It would cause ramifications.

Understanding what money actually is and why we have a debt should come first before this ludicrously stupid idea. Why didn’t anyone think of it before? It’s because you’re just kicking the can down the road. Debt has to be repaid at some cost, whether to the borrowers or the lenders. By printing a $1 trillion coin, you’re putting the onus on the primary users of the currency, making their existing money worth less, and therefore requiring them to work harder to earn the same amount of money to acquire the same necessary goods.

The Federal Reserve would deposit the coin in the Treasury, thereby reducing the national debt and postponing or eliminating the need to raise the U.S. debt ceiling….
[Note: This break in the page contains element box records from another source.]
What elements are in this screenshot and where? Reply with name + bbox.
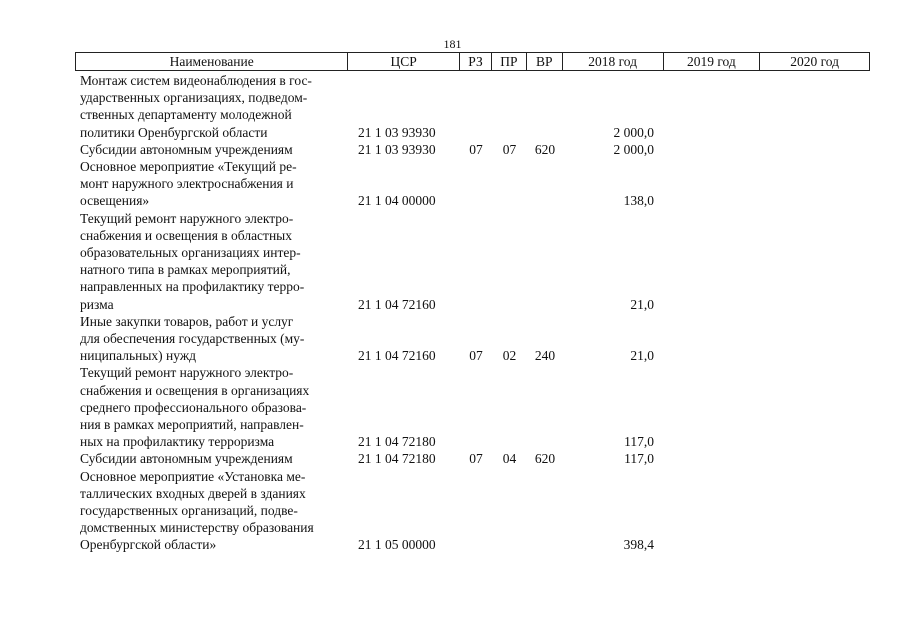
cell-name: Субсидии автономным учреждениям bbox=[80, 141, 293, 157]
page-number: 181 bbox=[443, 37, 462, 51]
cell-csr: 21 1 04 72180 bbox=[358, 451, 436, 467]
cell-y2018: 398,4 bbox=[623, 537, 654, 553]
cell-rz: 07 bbox=[469, 451, 483, 467]
cell-pr: 04 bbox=[502, 451, 517, 467]
header-2019: 2019 год bbox=[664, 53, 761, 70]
cell-vr: 240 bbox=[534, 348, 556, 364]
cell-name: Иные закупки товаров, работ и услуг для обеспечения государственных (му- ниципальных) нужд bbox=[80, 313, 305, 364]
cell-pr: 02 bbox=[502, 348, 517, 364]
table-row bbox=[75, 72, 870, 141]
table-row bbox=[75, 210, 870, 313]
cell-csr: 21 1 05 00000 bbox=[358, 537, 436, 553]
table-row bbox=[75, 364, 870, 450]
cell-vr: 620 bbox=[534, 141, 556, 157]
cell-csr: 21 1 04 72180 bbox=[358, 434, 436, 450]
cell-csr: 21 1 03 93930 bbox=[358, 141, 436, 157]
header-2020: 2020 год bbox=[790, 54, 840, 69]
cell-y2018: 2 000,0 bbox=[613, 124, 654, 140]
header-rz: РЗ bbox=[460, 53, 492, 70]
cell-name: Текущий ремонт наружного электро- снабжения и освещения в областных образовательных организациях интер- натного типа в рамках мероприятий, направленных на профилактику терро- ризма bbox=[80, 210, 305, 312]
cell-name: Основное мероприятие «Установка ме- таллических входных дверей в зданиях государственных организаций, подве- домственных министерству образования Оренбургской области» bbox=[80, 468, 314, 553]
cell-csr: 21 1 04 72160 bbox=[358, 296, 436, 312]
cell-name: Основное мероприятие «Текущий ре- монт наружного электроснабжения и освещения» bbox=[80, 159, 297, 209]
header-name: Наименование bbox=[76, 53, 348, 70]
cell-y2018: 138,0 bbox=[623, 193, 654, 209]
header-2018: 2018 год bbox=[563, 53, 664, 70]
header-pr: ПР bbox=[492, 53, 527, 70]
cell-name: Текущий ремонт наружного электро- снабжения и освещения в организациях среднего профессионального образова- ния в рамках мероприятий, направлен- ных на профилактику терроризма bbox=[80, 365, 310, 450]
cell-y2018: 21,0 bbox=[630, 348, 654, 364]
cell-rz: 07 bbox=[469, 348, 483, 364]
header-csr: ЦСР bbox=[348, 53, 460, 70]
cell-name: Монтаж систем видеонаблюдения в гос- ударственных организациях, подведом- ственных департаменту молодежной политики Оренбургской области bbox=[80, 73, 312, 140]
cell-csr: 21 1 03 93930 bbox=[358, 124, 436, 140]
cell-y2018: 117,0 bbox=[624, 451, 654, 467]
table-row bbox=[75, 158, 870, 210]
table-row bbox=[75, 141, 870, 158]
table-header bbox=[75, 52, 870, 71]
cell-y2018: 117,0 bbox=[624, 434, 654, 450]
cell-csr: 21 1 04 72160 bbox=[358, 348, 436, 364]
table-row bbox=[75, 450, 870, 467]
cell-y2018: 21,0 bbox=[630, 296, 654, 312]
table-row bbox=[75, 468, 870, 554]
cell-pr: 07 bbox=[502, 141, 517, 157]
budget-table bbox=[75, 52, 870, 554]
cell-rz: 07 bbox=[469, 141, 483, 157]
cell-vr: 620 bbox=[534, 451, 556, 467]
table-body bbox=[75, 72, 870, 554]
cell-name: Субсидии автономным учреждениям bbox=[80, 451, 293, 467]
header-vr: ВР bbox=[527, 53, 563, 70]
cell-y2018: 2 000,0 bbox=[613, 141, 654, 157]
table-row bbox=[75, 313, 870, 365]
cell-csr: 21 1 04 00000 bbox=[358, 193, 436, 209]
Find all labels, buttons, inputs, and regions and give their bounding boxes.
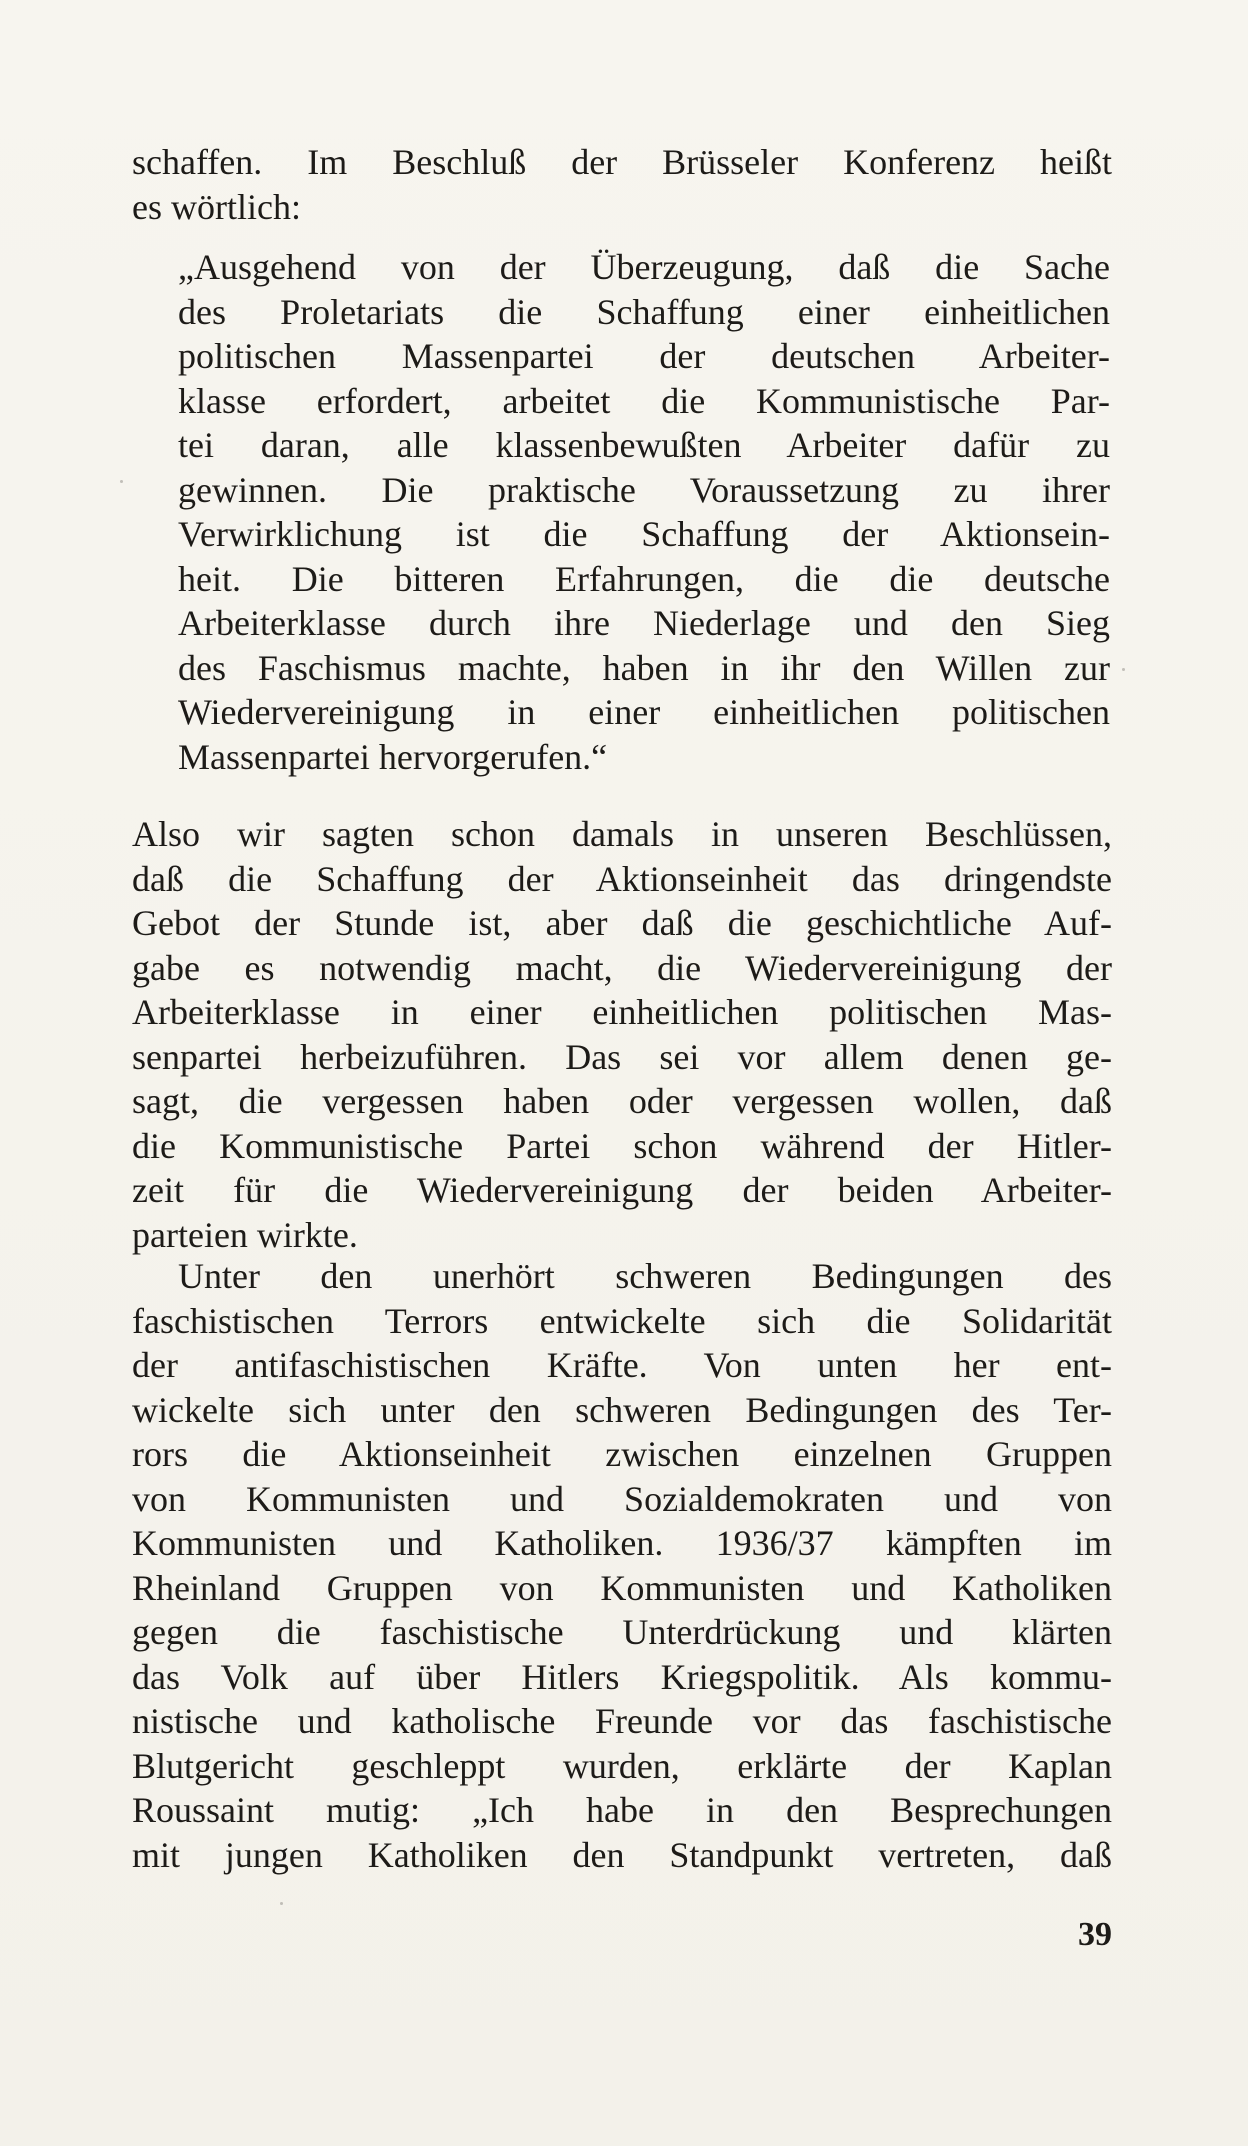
paragraph-aktionseinheit bbox=[132, 812, 1112, 1257]
text-line: gabe es notwendig macht, die Wiedervereinigung der bbox=[132, 947, 1112, 988]
text-line: Arbeiterklasse in einer einheitlichen politischen Mas- bbox=[132, 992, 1112, 1032]
text-line: Gebot der Stunde ist, aber daß die geschichtliche Auf- bbox=[132, 903, 1112, 943]
text-line: wickelte sich unter den schweren Bedingungen des Ter- bbox=[132, 1389, 1112, 1430]
text-line: rors die Aktionseinheit zwischen einzelnen Gruppen bbox=[132, 1434, 1112, 1474]
text-line: nistische und katholische Freunde vor das faschistische bbox=[132, 1701, 1112, 1741]
quote-line: Arbeiterklasse durch ihre Niederlage und den Sieg bbox=[178, 603, 1110, 643]
text-line: zeit für die Wiedervereinigung der beiden Arbeiter- bbox=[132, 1170, 1112, 1210]
quote-line: des Proletariats die Schaffung einer einheitlichen bbox=[178, 291, 1110, 332]
text-line: Kommunisten und Katholiken. 1936/37 kämpften im bbox=[132, 1523, 1112, 1563]
text-line: Also wir sagten schon damals in unseren Beschlüssen, bbox=[132, 814, 1112, 854]
quote-line: politischen Massenpartei der deutschen Arbeiter- bbox=[178, 336, 1110, 376]
text-line: das Volk auf über Hitlers Kriegspolitik. Als kommu- bbox=[132, 1656, 1112, 1697]
text-line: daß die Schaffung der Aktionseinheit das dringendste bbox=[132, 858, 1112, 899]
quote-line: „Ausgehend von der Überzeugung, daß die Sache bbox=[178, 247, 1110, 287]
quote-line: tei daran, alle klassenbewußten Arbeiter dafür zu bbox=[178, 425, 1110, 465]
text-line: Roussaint mutig: „Ich habe in den Besprechungen bbox=[132, 1790, 1112, 1830]
page-number: 39 bbox=[1078, 1916, 1112, 1953]
quote-line: des Faschismus machte, haben in ihr den Willen zur bbox=[178, 647, 1110, 688]
text-line: der antifaschistischen Kräfte. Von unten her ent- bbox=[132, 1345, 1112, 1385]
quote-line: gewinnen. Die praktische Voraussetzung zu ihrer bbox=[178, 469, 1110, 510]
text-line: Blutgericht geschleppt wurden, erklärte der Kaplan bbox=[132, 1745, 1112, 1786]
text-line: Unter den unerhört schweren Bedingungen des bbox=[178, 1256, 1112, 1296]
paper-speck bbox=[280, 1902, 283, 1905]
paragraph-intro bbox=[132, 140, 1112, 229]
quote-line: Verwirklichung ist die Schaffung der Aktionsein- bbox=[178, 514, 1110, 554]
block-quote bbox=[178, 245, 1110, 779]
paper-speck bbox=[1122, 668, 1125, 671]
text-line: sagt, die vergessen haben oder vergessen wollen, daß bbox=[132, 1081, 1112, 1121]
text-line: senpartei herbeizuführen. Das sei vor allem denen ge- bbox=[132, 1036, 1112, 1077]
text-line: die Kommunistische Partei schon während der Hitler- bbox=[132, 1125, 1112, 1166]
quote-line: Wiedervereinigung in einer einheitlichen politischen bbox=[178, 692, 1110, 732]
text-line: mit jungen Katholiken den Standpunkt vertreten, daß bbox=[132, 1834, 1112, 1875]
quote-line: klasse erfordert, arbeitet die Kommunistische Par- bbox=[178, 380, 1110, 421]
text-line: gegen die faschistische Unterdrückung und klärten bbox=[132, 1612, 1112, 1652]
paragraph-terror bbox=[132, 1254, 1112, 1877]
text-line: faschistischen Terrors entwickelte sich die Solidarität bbox=[132, 1300, 1112, 1341]
text-line: schaffen. Im Beschluß der Brüsseler Konferenz heißt bbox=[132, 142, 1112, 182]
text-line: Rheinland Gruppen von Kommunisten und Katholiken bbox=[132, 1567, 1112, 1608]
text-line: es wörtlich: bbox=[132, 186, 301, 227]
paper-speck bbox=[120, 480, 123, 483]
quote-line: Massenpartei hervorgerufen.“ bbox=[178, 736, 608, 777]
text-line: von Kommunisten und Sozialdemokraten und von bbox=[132, 1478, 1112, 1519]
quote-line: heit. Die bitteren Erfahrungen, die die deutsche bbox=[178, 558, 1110, 599]
text-line: parteien wirkte. bbox=[132, 1214, 358, 1255]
Think about it like your rent is due, your need to hit groceries and you have no money, then all of a sudden you find $100. Basically it’s a loophole, that the Fed isn’t entertaining

The value of money is based on it being guaranteed by assets the market value at least at the value of the money it guarantees.

This $1 trillion coin will not be worth $1 trillion on the market, so using it to guarantee $1 trillion means that there’s more federal reserve money than federal reserve assets at market value. That will reduce the confidence of people in the US dollars, making it being used less internationally and creating inflation.

If the US does it too much, it will create hyperinflation, that is when monthly inflation is at least 50%, so the value of money goes down by at least 130 times a year. What you can buy with $1 now will cost $130 dollars minimum after a year of hyperinflation.